Speaking to reporters on Wednesday, Housing Minister Ben Carson called on public housing agencies to prevent eviction of tenants who lost revenue because of the corona, but the office needs congressional approval to force such a move.
The House of Representatives and the Senate have some proposals to help tenants, but none of them are included in the emergency spending laws already passed in Congress. In areas particularly affected by Corona, the evacuation of people to the street will have direct public health implications.
“We are at the federal level and are trying to address very local dynamics,” said Yvette Clark, a New York Democratic House Democrat who is among the lawmakers working to increase public housing allocation.
Some cities have suspended the evacuation until a new announcement, but other cities have been content with a few weeks postponement, which raises concerns about what will happen on the next April rent payment.
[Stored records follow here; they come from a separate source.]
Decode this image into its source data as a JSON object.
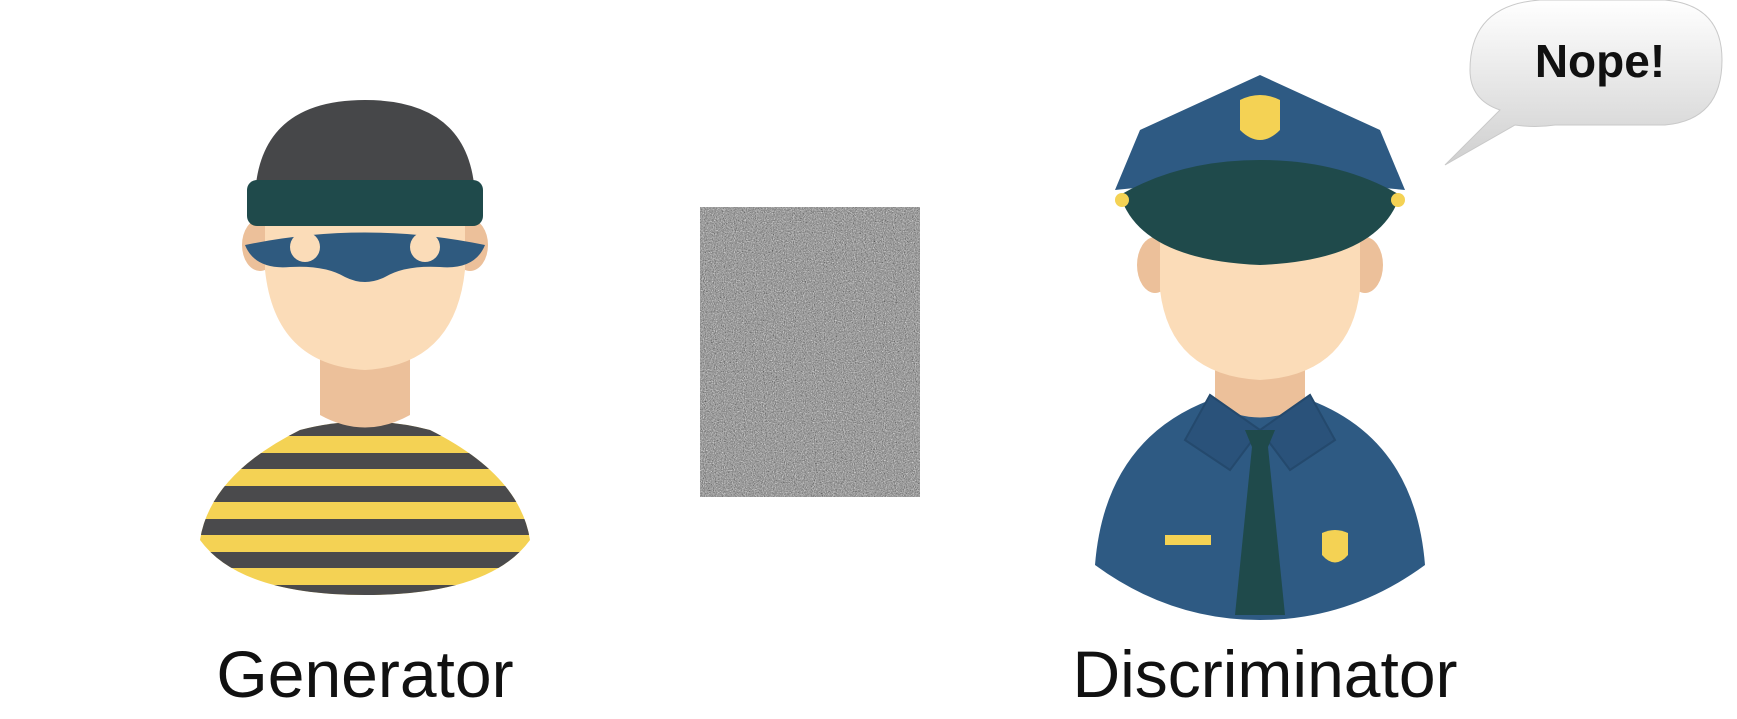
{
  "generator": {
    "label": "Generator",
    "icon": "burglar-icon",
    "colors": {
      "beanie": "#464749",
      "band": "#1f4a4b",
      "mask": "#2f5a7f",
      "skin": "#fbdcb8",
      "neck": "#ecc09a",
      "stripe_yellow": "#f4d254",
      "stripe_dark": "#4a4a4c"
    }
  },
  "noise_image": {
    "icon": "noise-image"
  },
  "discriminator": {
    "label": "Discriminator",
    "icon": "police-officer-icon",
    "speech": "Nope!",
    "colors": {
      "uniform": "#2e5a83",
      "visor": "#1f4a4b",
      "badge": "#f4d254",
      "skin": "#fbdcb8",
      "neck": "#ecc09a",
      "tie": "#1f4a4b"
    }
  }
}
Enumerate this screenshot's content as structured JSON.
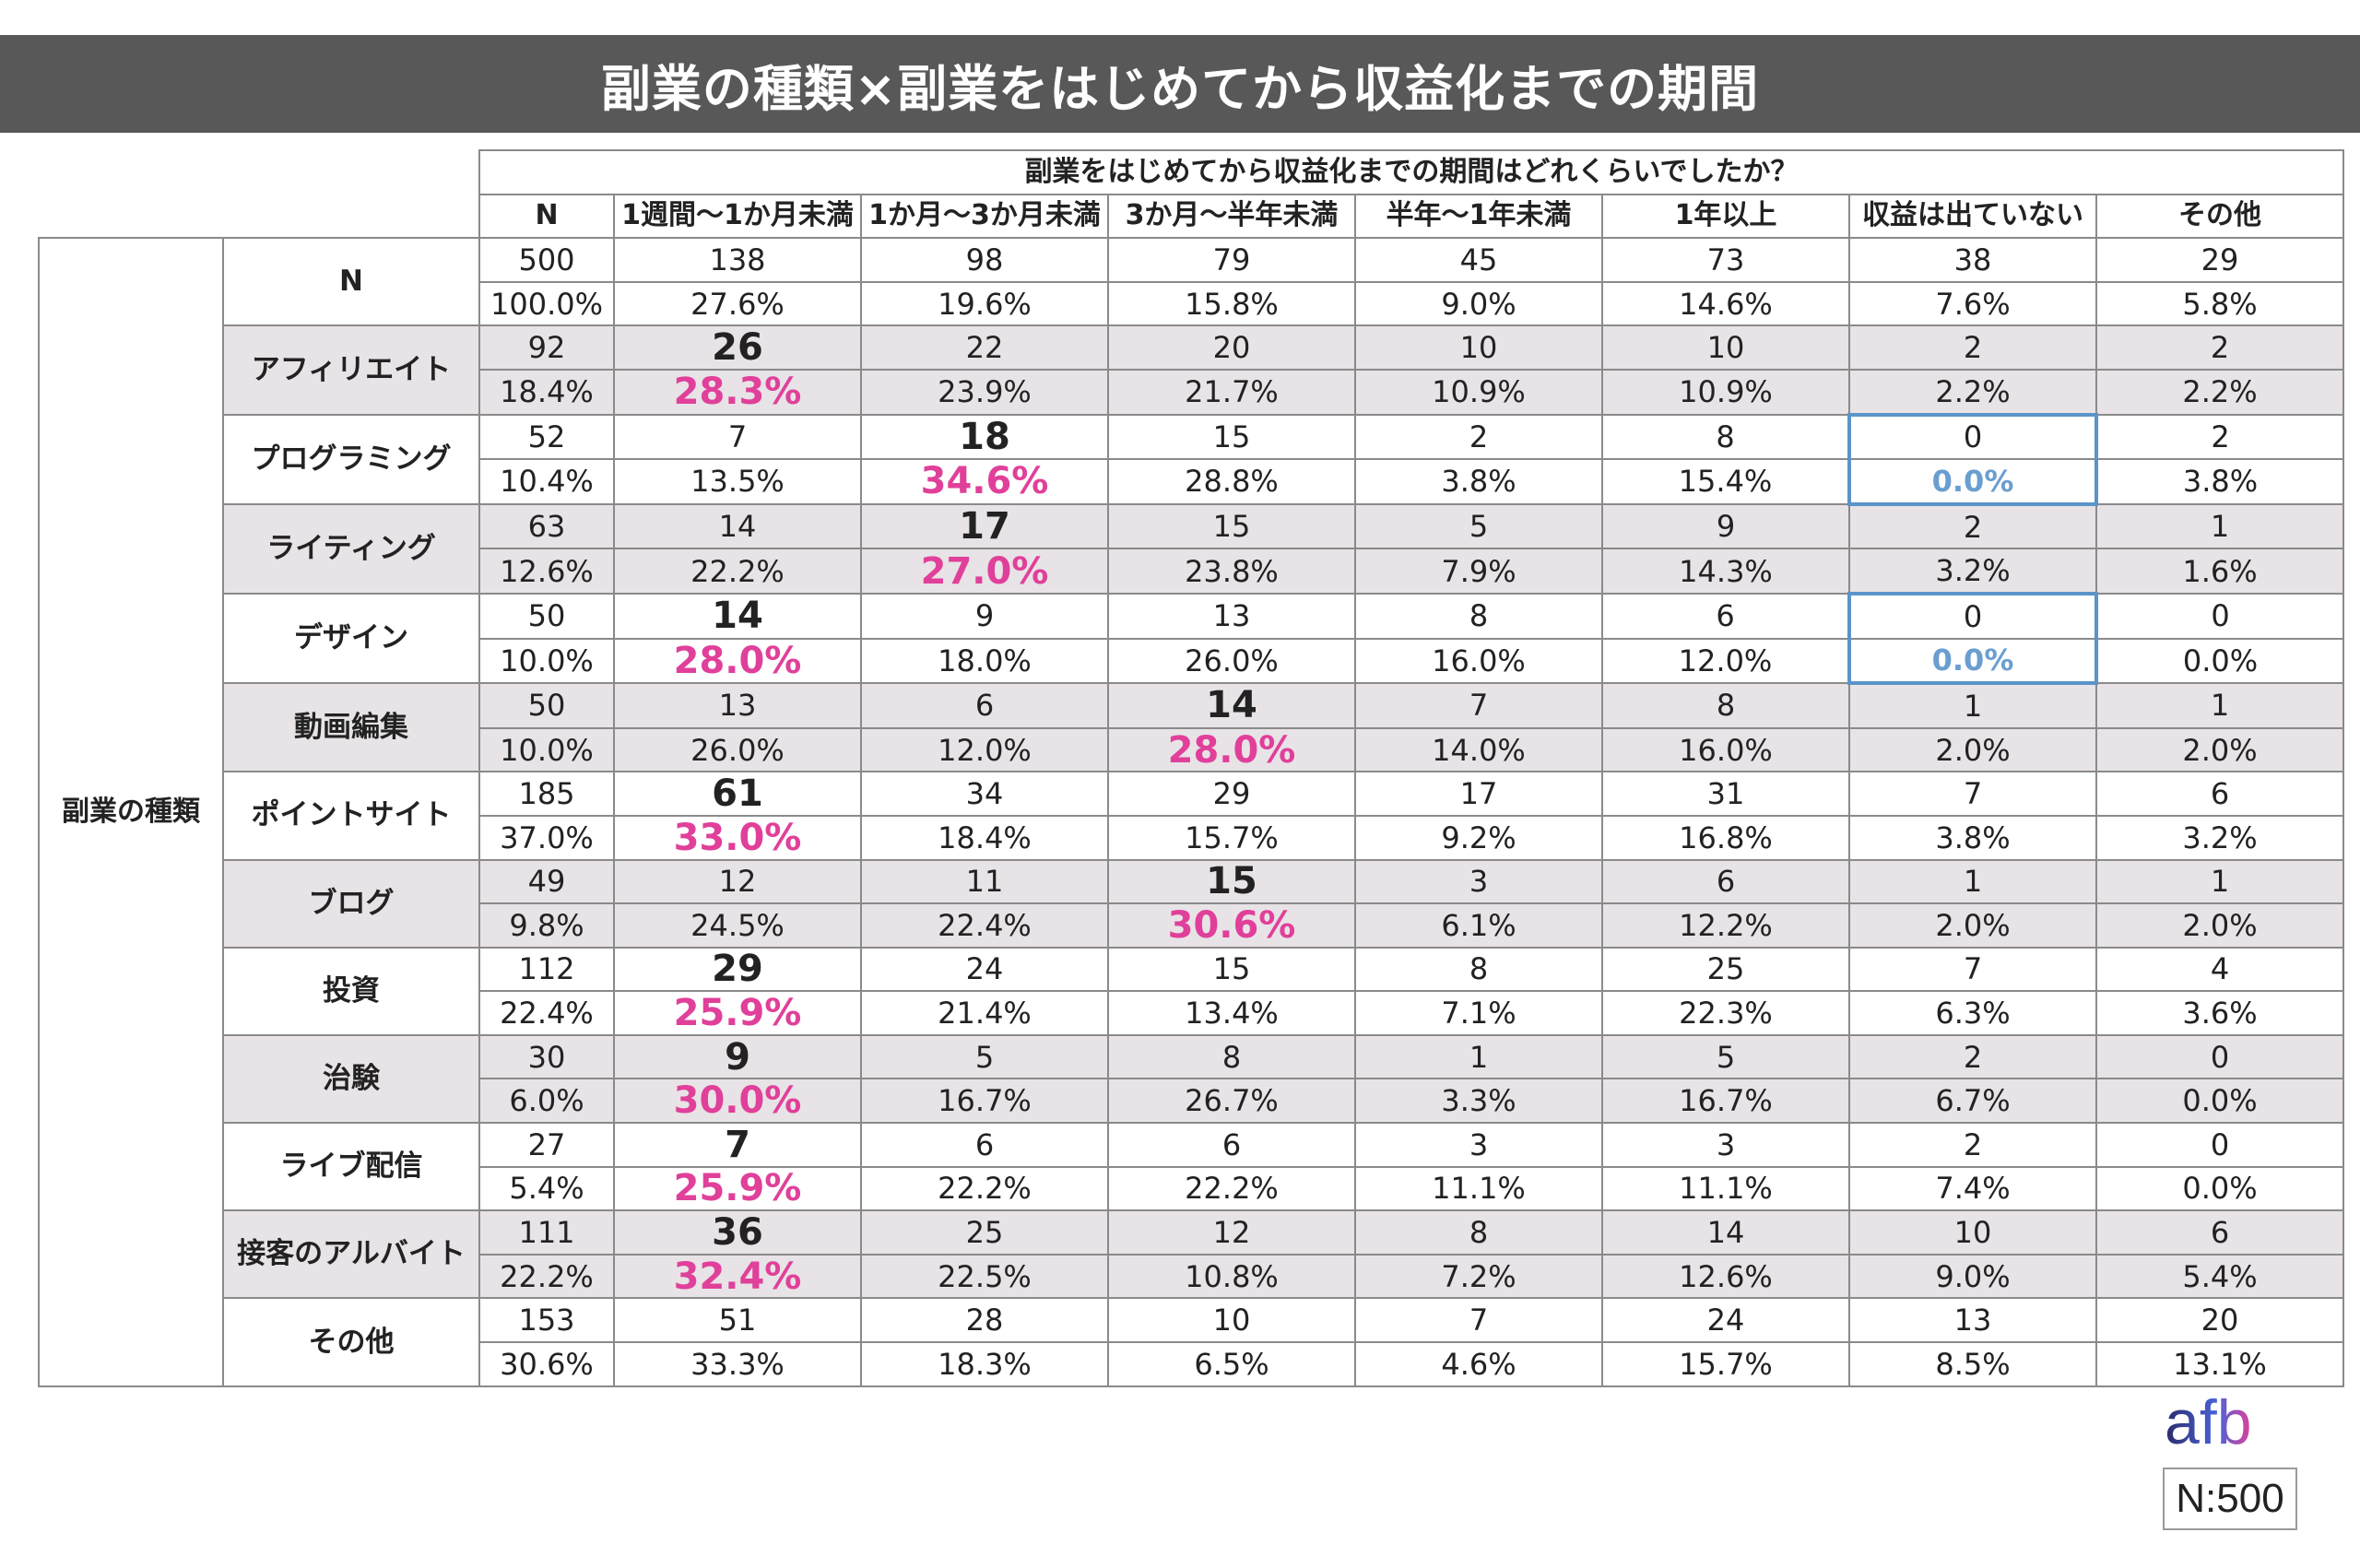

In Detroit, evictions have been temporarily suspended, but there are hundreds of cases of tenants not currently working, Phillips said.
As the sudden economic recession threatens more and more households, lawyers who provide legal aid to the underprivileged are also harmed, including poor renters facing eviction or foreclosure of their apartments. Some legal aid organizations have reduced the acceptance of the new cases because of the social remoteness provisions, which limit the ability to assist tenants. “We’re trying to find a way to continue functioning without seeing people, which is a little difficult,” said Ted Phillips, executive director of the United Community Housing Coalition in Detroit.